Remove braces around single-line if

lgrey marked an inline comment as done.Oct 28 2021, 2:06 PM
thakis accepted this revision.Jan 11 2022, 1:09 PM

Cool.

lld/MachO/Driver.cpp
1401

should we warn if there's both an explicit --call-graph-profile-sort flag and an -order_file flag? Or maybe later when we know that there's call graph info in the .o file but also an order file?

(…or are you planning on adding support for both flags at the same time in a follow-up?)

lld/MachO/InputFiles.cpp
307

Should this have a TimeTrace too?

lld/MachO/Options.td
77

nit: Put just (default) here, and omit it from the line below. That's consistent with the rest of the help texts.

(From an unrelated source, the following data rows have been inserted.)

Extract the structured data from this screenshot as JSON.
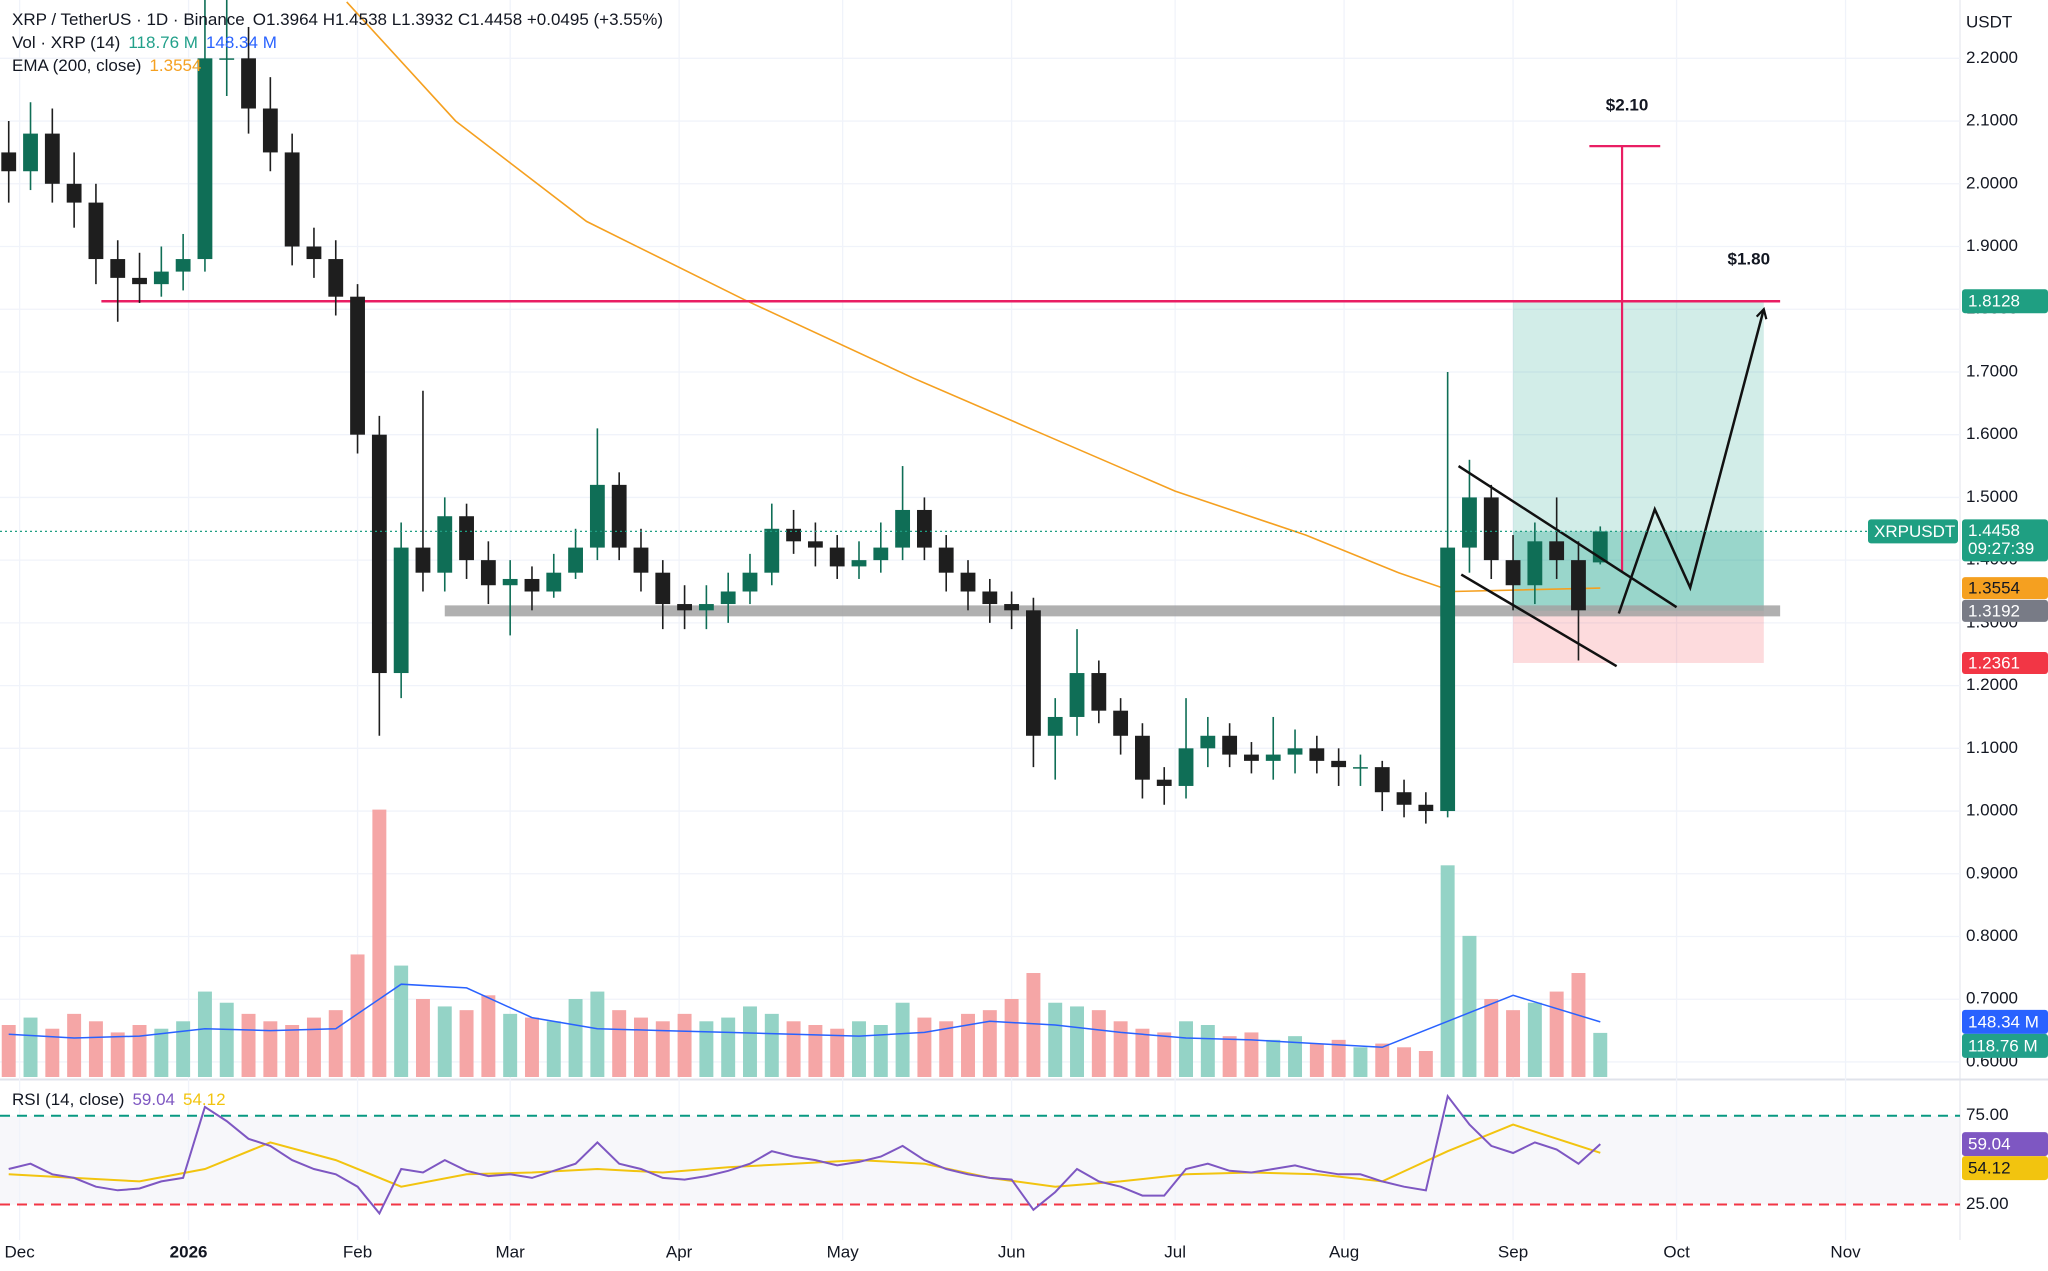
{
  "chart_data": {
    "type": "candlestick",
    "title": "XRP / TetherUS · 1D · Binance",
    "ohlc_text": "O1.3964 H1.4538 L1.3932 C1.4458 +0.0495 (+3.55%)",
    "currency": "USDT",
    "symbol": "XRPUSDT",
    "countdown": "09:27:39",
    "price_color": "#1f9f82",
    "xlim": [
      -3.6,
      356
    ],
    "ylim": [
      0.576,
      2.293
    ],
    "y2lim": [
      0,
      2900
    ],
    "grid": true,
    "xticks": [
      {
        "value": 0,
        "label": "Dec"
      },
      {
        "value": 31,
        "label": "2026"
      },
      {
        "value": 62,
        "label": "Feb"
      },
      {
        "value": 90,
        "label": "Mar"
      },
      {
        "value": 121,
        "label": "Apr"
      },
      {
        "value": 151,
        "label": "May"
      },
      {
        "value": 182,
        "label": "Jun"
      },
      {
        "value": 212,
        "label": "Jul"
      },
      {
        "value": 243,
        "label": "Aug"
      },
      {
        "value": 274,
        "label": "Sep"
      },
      {
        "value": 304,
        "label": "Oct"
      },
      {
        "value": 335,
        "label": "Nov"
      }
    ],
    "yticks": [
      {
        "value": 0.6,
        "label": "0.6000"
      },
      {
        "value": 0.7,
        "label": "0.7000"
      },
      {
        "value": 0.8,
        "label": "0.8000"
      },
      {
        "value": 0.9,
        "label": "0.9000"
      },
      {
        "value": 1.0,
        "label": "1.0000"
      },
      {
        "value": 1.1,
        "label": "1.1000"
      },
      {
        "value": 1.2,
        "label": "1.2000"
      },
      {
        "value": 1.3,
        "label": "1.3000"
      },
      {
        "value": 1.4,
        "label": "1.4000"
      },
      {
        "value": 1.5,
        "label": "1.5000"
      },
      {
        "value": 1.6,
        "label": "1.6000"
      },
      {
        "value": 1.7,
        "label": "1.7000"
      },
      {
        "value": 1.8,
        "label": "1.8000"
      },
      {
        "value": 1.9,
        "label": "1.9000"
      },
      {
        "value": 2.0,
        "label": "2.0000"
      },
      {
        "value": 2.1,
        "label": "2.1000"
      },
      {
        "value": 2.2,
        "label": "2.2000"
      }
    ],
    "candles": {
      "up_color": "#0f6e56",
      "down_color": "#1e1e1e",
      "x": [
        -2,
        2,
        6,
        10,
        14,
        18,
        22,
        26,
        30,
        34,
        38,
        42,
        46,
        50,
        54,
        58,
        62,
        66,
        70,
        74,
        78,
        82,
        86,
        90,
        94,
        98,
        102,
        106,
        110,
        114,
        118,
        122,
        126,
        130,
        134,
        138,
        142,
        146,
        150,
        154,
        158,
        162,
        166,
        170,
        174,
        178,
        182,
        186,
        190,
        194,
        198,
        202,
        206,
        210,
        214,
        218,
        222,
        226,
        230,
        234,
        238,
        242,
        246,
        250,
        254,
        258,
        262,
        266,
        270,
        274,
        278,
        282,
        286,
        290
      ],
      "open": [
        2.05,
        2.02,
        2.08,
        2.0,
        1.97,
        1.88,
        1.85,
        1.84,
        1.86,
        1.88,
        2.2,
        2.2,
        2.12,
        2.05,
        1.9,
        1.88,
        1.82,
        1.6,
        1.22,
        1.42,
        1.38,
        1.47,
        1.4,
        1.36,
        1.37,
        1.35,
        1.38,
        1.42,
        1.52,
        1.42,
        1.38,
        1.33,
        1.32,
        1.33,
        1.35,
        1.38,
        1.45,
        1.43,
        1.42,
        1.39,
        1.4,
        1.42,
        1.48,
        1.42,
        1.38,
        1.35,
        1.33,
        1.32,
        1.12,
        1.15,
        1.22,
        1.16,
        1.12,
        1.05,
        1.04,
        1.1,
        1.12,
        1.09,
        1.08,
        1.09,
        1.1,
        1.08,
        1.07,
        1.07,
        1.03,
        1.01,
        1.0,
        1.42,
        1.5,
        1.4,
        1.36,
        1.43,
        1.4,
        1.3964
      ],
      "high": [
        2.1,
        2.13,
        2.12,
        2.05,
        2.0,
        1.91,
        1.89,
        1.9,
        1.92,
        2.32,
        2.3,
        2.25,
        2.17,
        2.08,
        1.93,
        1.91,
        1.84,
        1.63,
        1.46,
        1.67,
        1.5,
        1.49,
        1.43,
        1.4,
        1.39,
        1.41,
        1.45,
        1.61,
        1.54,
        1.45,
        1.4,
        1.36,
        1.36,
        1.38,
        1.41,
        1.49,
        1.48,
        1.46,
        1.44,
        1.43,
        1.46,
        1.55,
        1.5,
        1.44,
        1.4,
        1.37,
        1.35,
        1.34,
        1.18,
        1.29,
        1.24,
        1.18,
        1.14,
        1.07,
        1.18,
        1.15,
        1.14,
        1.11,
        1.15,
        1.13,
        1.12,
        1.1,
        1.09,
        1.08,
        1.05,
        1.03,
        1.7,
        1.56,
        1.52,
        1.44,
        1.46,
        1.5,
        1.43,
        1.4538
      ],
      "low": [
        1.97,
        1.99,
        1.97,
        1.93,
        1.84,
        1.78,
        1.81,
        1.82,
        1.83,
        1.86,
        2.14,
        2.08,
        2.02,
        1.87,
        1.85,
        1.79,
        1.57,
        1.12,
        1.18,
        1.35,
        1.35,
        1.37,
        1.33,
        1.28,
        1.32,
        1.34,
        1.37,
        1.4,
        1.4,
        1.35,
        1.29,
        1.29,
        1.29,
        1.3,
        1.33,
        1.36,
        1.41,
        1.39,
        1.37,
        1.37,
        1.38,
        1.4,
        1.4,
        1.35,
        1.32,
        1.3,
        1.29,
        1.07,
        1.05,
        1.12,
        1.14,
        1.09,
        1.02,
        1.01,
        1.02,
        1.07,
        1.07,
        1.06,
        1.05,
        1.06,
        1.06,
        1.04,
        1.04,
        1.0,
        0.99,
        0.98,
        0.99,
        1.38,
        1.37,
        1.32,
        1.33,
        1.37,
        1.24,
        1.3932
      ],
      "close": [
        2.02,
        2.08,
        2.0,
        1.97,
        1.88,
        1.85,
        1.84,
        1.86,
        1.88,
        2.2,
        2.2,
        2.12,
        2.05,
        1.9,
        1.88,
        1.82,
        1.6,
        1.22,
        1.42,
        1.38,
        1.47,
        1.4,
        1.36,
        1.37,
        1.35,
        1.38,
        1.42,
        1.52,
        1.42,
        1.38,
        1.33,
        1.32,
        1.33,
        1.35,
        1.38,
        1.45,
        1.43,
        1.42,
        1.39,
        1.4,
        1.42,
        1.48,
        1.42,
        1.38,
        1.35,
        1.33,
        1.32,
        1.12,
        1.15,
        1.22,
        1.16,
        1.12,
        1.05,
        1.04,
        1.1,
        1.12,
        1.09,
        1.08,
        1.09,
        1.1,
        1.08,
        1.07,
        1.07,
        1.03,
        1.01,
        1.0,
        1.42,
        1.5,
        1.4,
        1.36,
        1.43,
        1.4,
        1.32,
        1.4458
      ]
    },
    "volume": {
      "name": "Vol · XRP (14)",
      "axis": "y2",
      "up_color": "#94d3c6",
      "down_color": "#f5a6a6",
      "text_color": "#22a08a",
      "legend": {
        "value": 118.76,
        "label": "118.76 M"
      },
      "values": [
        140,
        160,
        130,
        170,
        150,
        120,
        140,
        130,
        150,
        230,
        200,
        170,
        150,
        140,
        160,
        180,
        330,
        720,
        300,
        210,
        190,
        180,
        220,
        170,
        160,
        150,
        210,
        230,
        180,
        160,
        150,
        170,
        150,
        160,
        190,
        170,
        150,
        140,
        130,
        150,
        140,
        200,
        160,
        150,
        170,
        180,
        210,
        280,
        200,
        190,
        180,
        150,
        130,
        120,
        150,
        140,
        110,
        120,
        100,
        110,
        90,
        100,
        80,
        90,
        80,
        70,
        570,
        380,
        210,
        180,
        200,
        230,
        280,
        118.76
      ]
    },
    "volume_ma": {
      "axis": "y2",
      "color": "#2962ff",
      "legend": {
        "value": 148.34,
        "label": "148.34 M"
      },
      "x": [
        -2,
        10,
        22,
        34,
        46,
        58,
        70,
        82,
        94,
        106,
        118,
        130,
        142,
        154,
        166,
        178,
        190,
        202,
        214,
        226,
        238,
        250,
        262,
        274,
        290
      ],
      "values": [
        115,
        105,
        110,
        130,
        125,
        130,
        250,
        240,
        160,
        130,
        125,
        120,
        115,
        110,
        120,
        150,
        140,
        120,
        105,
        100,
        90,
        80,
        150,
        220,
        148.34
      ]
    },
    "ema": {
      "name": "EMA (200, close)",
      "color": "#f5a020",
      "x": [
        60,
        80,
        104,
        133,
        164,
        188,
        212,
        236,
        253,
        263,
        290
      ],
      "values": [
        2.29,
        2.1,
        1.94,
        1.815,
        1.69,
        1.6,
        1.51,
        1.44,
        1.38,
        1.35,
        1.3554
      ]
    },
    "rsi": {
      "name": "RSI (14, close)",
      "color": "#7e57c2",
      "ylim": [
        5,
        94
      ],
      "yticks": [
        {
          "value": 75,
          "label": "75.00"
        },
        {
          "value": 25,
          "label": "25.00"
        }
      ],
      "upper_color": "#089981",
      "lower_color": "#f23645",
      "values": [
        45,
        48,
        42,
        40,
        35,
        33,
        34,
        38,
        40,
        80,
        72,
        62,
        58,
        50,
        45,
        42,
        35,
        20,
        45,
        43,
        50,
        44,
        41,
        42,
        40,
        44,
        48,
        60,
        48,
        45,
        40,
        39,
        41,
        44,
        48,
        55,
        52,
        50,
        47,
        49,
        52,
        58,
        50,
        45,
        42,
        40,
        39,
        22,
        32,
        45,
        38,
        35,
        30,
        30,
        45,
        48,
        44,
        43,
        45,
        47,
        44,
        42,
        42,
        38,
        35,
        33,
        86,
        70,
        58,
        54,
        60,
        56,
        48,
        59.04
      ]
    },
    "rsi_ma": {
      "color": "#f2c40f",
      "x": [
        -2,
        10,
        22,
        34,
        46,
        58,
        70,
        82,
        94,
        106,
        118,
        130,
        142,
        154,
        166,
        178,
        190,
        202,
        214,
        226,
        238,
        250,
        262,
        274,
        290
      ],
      "values": [
        42,
        40,
        38,
        45,
        60,
        50,
        35,
        42,
        43,
        45,
        43,
        46,
        48,
        50,
        48,
        40,
        35,
        38,
        42,
        43,
        42,
        38,
        55,
        70,
        54.12
      ]
    },
    "position": {
      "x": [
        274,
        320
      ],
      "target": 1.8128,
      "entry": 1.3192,
      "stop": 1.2361,
      "target_color": "#1f9f82",
      "entry_color": "#787b86",
      "stop_color": "#f23645"
    },
    "resistance": {
      "x": [
        15,
        323
      ],
      "color": "#e91e63"
    },
    "support": {
      "x": [
        78,
        323
      ],
      "color": "#a3a3a3"
    },
    "target_projection": {
      "label": "$2.10",
      "x": 294,
      "y": [
        1.38,
        2.06
      ],
      "cap": [
        288,
        301
      ],
      "color": "#e91e63"
    },
    "target_label": "$1.80",
    "channel": [
      [
        [
          264,
          1.55
        ],
        [
          304,
          1.325
        ]
      ],
      [
        [
          264.5,
          1.377
        ],
        [
          293,
          1.231
        ]
      ]
    ],
    "arrow": [
      [
        293.4,
        1.315
      ],
      [
        300,
        1.481
      ],
      [
        306.5,
        1.356
      ],
      [
        320,
        1.8
      ]
    ]
  }
}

This revision is now accepted and ready to land.Jan 11 2022, 1:09 PM
lgrey updated this revision to Diff 399061.Jan 11 2022, 1:34 PM

Var renames, missing newline

lgrey updated this revision to Diff 399068.Jan 11 2022, 1:40 PM

Restore accidentally stomped diff

lgrey updated this revision to Diff 399093.Jan 11 2022, 2:55 PM
lgrey marked 2 inline comments as done.

Add time trace for parsing section, options edit

lld/MachO/Driver.cpp
1401

Yes, planning to add support to both as a follow-up

This revision was landed with ongoing or failed builds.Jan 12 2022, 7:57 AM
This revision was automatically updated to reflect the committed changes.